Operational transparency plays a role here. Our technical team maintains open logs of troubleshooting dialogues—root cause analyses, method improvements, CAPA actions. Some competitors treat process details as black-box proprietary information. We find that clarity around what went right or wrong benefits both sides. Over time, customers reciprocate, surfacing subtle end-use effects and creating a two-way street for innovation.
Stringent customer demands follow the shifting regulatory climate. Compliance with current environmental and safety legislation—REACH, TSCA, GHS—shapes both raw material choices and waste protocols. We’ve incorporated closed-loop solvent recovery and refined mother liquor treatment, not from distant mandates, but from our close relationship with strict code inspectors and real-day audits. Some fixes stemmed from missed compliance targets; others arose from routine hazard assessments. Every learning ties back to product flow—from receipt of initial chlorinated building blocks through synthesis, purification, and final packaging.
Audit trails document every step, including material traceability, batch genealogy, and off-specification handling. These records build institutional memory that survives personnel changes and new regulatory twists. We welcome customer audits and update practices following each review. Feedback from a cross-section of regulatory specialists helps us preempt market access blockages, especially in regions with evolving rules around thiol-functional intermediates.
Sustainability excels when it aligns operational logic. We phased out hazardous auxiliary agents and maximized solvent recycling not for compliance checkboxes, but because waste disposal costs and safety metrics improve.

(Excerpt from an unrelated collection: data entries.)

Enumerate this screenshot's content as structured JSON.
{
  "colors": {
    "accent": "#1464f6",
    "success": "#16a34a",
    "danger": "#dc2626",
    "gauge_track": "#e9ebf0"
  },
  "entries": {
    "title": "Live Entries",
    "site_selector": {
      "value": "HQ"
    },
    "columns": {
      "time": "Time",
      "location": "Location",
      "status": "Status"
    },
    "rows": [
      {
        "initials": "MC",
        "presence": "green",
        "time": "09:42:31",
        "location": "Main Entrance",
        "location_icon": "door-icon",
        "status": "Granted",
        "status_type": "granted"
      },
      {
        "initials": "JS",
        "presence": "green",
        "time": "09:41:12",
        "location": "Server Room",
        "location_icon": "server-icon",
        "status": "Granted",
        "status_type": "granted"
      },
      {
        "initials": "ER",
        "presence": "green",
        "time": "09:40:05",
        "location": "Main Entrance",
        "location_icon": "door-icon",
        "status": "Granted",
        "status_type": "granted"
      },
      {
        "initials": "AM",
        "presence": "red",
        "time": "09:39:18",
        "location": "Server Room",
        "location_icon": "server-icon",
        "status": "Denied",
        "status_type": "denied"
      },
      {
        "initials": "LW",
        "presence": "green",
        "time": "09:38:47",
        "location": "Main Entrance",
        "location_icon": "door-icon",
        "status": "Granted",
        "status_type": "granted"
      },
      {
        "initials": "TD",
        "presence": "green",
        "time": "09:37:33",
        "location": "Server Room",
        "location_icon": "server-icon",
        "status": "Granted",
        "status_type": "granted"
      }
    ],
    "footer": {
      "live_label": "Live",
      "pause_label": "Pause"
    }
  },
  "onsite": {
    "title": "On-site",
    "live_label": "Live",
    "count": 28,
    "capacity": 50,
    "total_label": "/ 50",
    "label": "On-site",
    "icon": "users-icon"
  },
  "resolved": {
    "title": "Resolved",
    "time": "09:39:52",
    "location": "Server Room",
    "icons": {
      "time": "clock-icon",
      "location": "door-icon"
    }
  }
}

Over years of batch production, attention to green chemistry advances has trimmed emissions, cut energy costs, and reinforced community trust. The track record contains both present improvements and future goals—continuous water recovery, waste minimization, and safer downstream products.
Community engagement—meetings with local regulators, research sharing with academic groups, and joint waste treatment pilots—anchors our operations. Some early concerns about thiol handling risks fostered industry partnerships that still guide onsite safety planning. Preventive protocols, such as perimeter monitoring and regular operator training, prove their worth each audit cycle. Our sustainability reports highlight measurable progress, not just intent; trends in waste output, energy use per kilogram, and occupational safety data give external partners confidence in the physical, not just verbal, commitment.
The chemistry landscape rewards those who adapt rather than those content with finished formulas. Products like 7-chlorothiazolo[4,5-c]pyridine-2-thiol illustrate this mindset. As new market verticals emerge—targeted therapeutics, advanced electronics, agrochemical distribution—demands for stricter analytical controls, alternative specifications, or on-demand purification will remain. In direct dialogue with customers, we learn where the pain points are and adapt processes accordingly, from changes in crystallization profile to lot-specific impurity tracking.
We see our role as ongoing partners to risk-takers at the cutting edge, whether they’re seeking tighter tolerances, novel reactivity, or just one less headache in the route from bench to bulk. Our experience reinforces that real value comes not just from the chemical, but from a collaborative spirit and hands-on willingness to grapple with every new requirement. By sharing what works—and what doesn’t—we help build a more reliable, innovative supply chain rooted in practical chemistry.